Achieving Tractable Minimax Optimal Regret in Average Reward MDPs
This solves a computational efficiency and regret guarantee bottleneck for researchers and practitioners in reinforcement learning, representing a significant advancement rather than an incremental improvement.
The paper tackles the problem of learning average-reward Markov Decision Processes (MDPs) by presenting the first tractable algorithm that achieves minimax optimal regret of $\widetilde{\mathrm{O}}(\sqrt{\mathrm{sp}(h^*) S A T})$ without prior knowledge of $\mathrm{sp}(h^*)$.

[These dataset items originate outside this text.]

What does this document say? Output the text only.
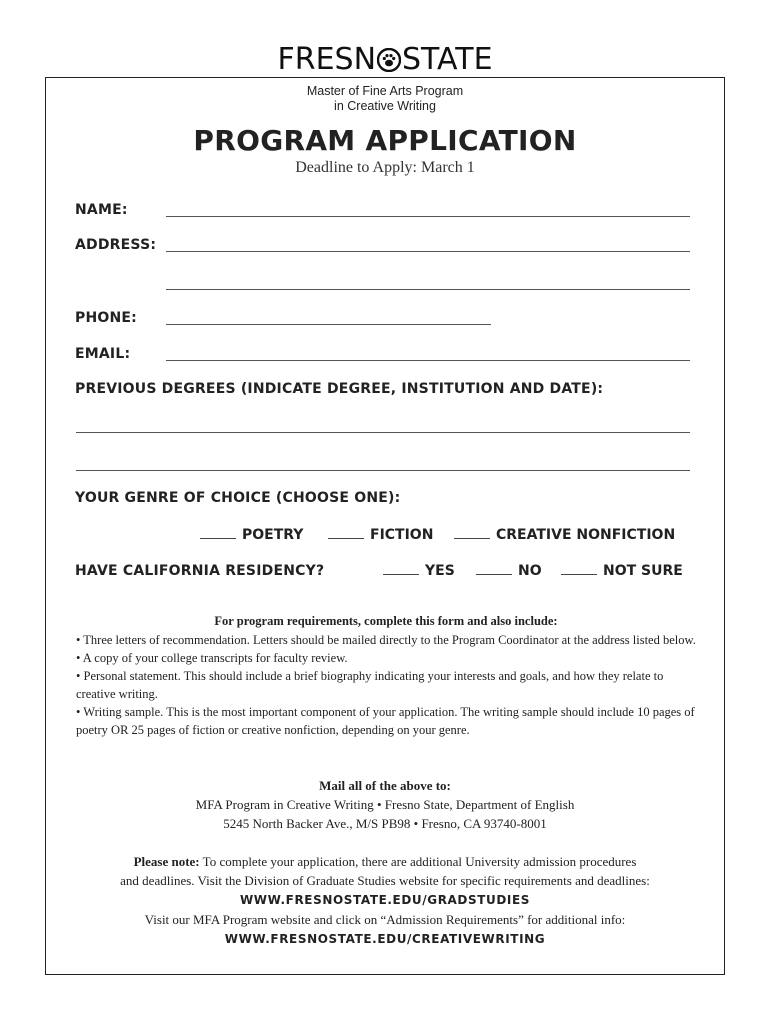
FRESN STATE
Master of Fine Arts Program
in Creative Writing
PROGRAM APPLICATION
Deadline to Apply: March 1
NAME:
ADDRESS:
PHONE:
EMAIL:
PREVIOUS DEGREES (INDICATE DEGREE, INSTITUTION AND DATE):
YOUR GENRE OF CHOICE (CHOOSE ONE):
POETRY	FICTION	CREATIVE NONFICTION
HAVE CALIFORNIA RESIDENCY?	YES	NO	NOT SURE
For program requirements, complete this form and also include:

• Three letters of recommendation. Letters should be mailed directly to the Program Coordinator at the address listed below.

• A copy of your college transcripts for faculty review.

• Personal statement. This should include a brief biography indicating your interests and goals, and how they relate to creative writing.

• Writing sample. This is the most important component of your application. The writing sample should include 10 pages of poetry OR 25 pages of fiction or creative nonfiction, depending on your genre.

Mail all of the above to:
MFA Program in Creative Writing • Fresno State, Department of English
5245 North Backer Ave., M/S PB98 • Fresno, CA 93740-8001
Please note: To complete your application, there are additional University admission procedures
and deadlines. Visit the Division of Graduate Studies website for specific requirements and deadlines:
WWW.FRESNOSTATE.EDU/GRADSTUDIES
Visit our MFA Program website and click on “Admission Requirements” for additional info:
WWW.FRESNOSTATE.EDU/CREATIVEWRITING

In recent years, significant attention has been directed towards learning average-reward Markov Decision Processes (MDPs). However, existing algorithms either suffer from sub-optimal regret guarantees or computational inefficiencies. In this paper, we present the first tractable algorithm with minimax optimal regret of $\widetilde{\mathrm{O}}(\sqrt{\mathrm{sp}(h^*) S A T})$, where $\mathrm{sp}(h^*)$ is the span of the optimal bias function $h^*$, $S \times A$ is the size of the state-action space and $T$ the number of learning steps. Remarkably, our algorithm does not require prior information on $\mathrm{sp}(h^*)$. Our algorithm relies on a novel subroutine, Projected Mitigated Extended Value Iteration (PMEVI), to compute bias-constrained optimal policies efficiently. This subroutine can be applied to various previous algorithms to improve regret bounds.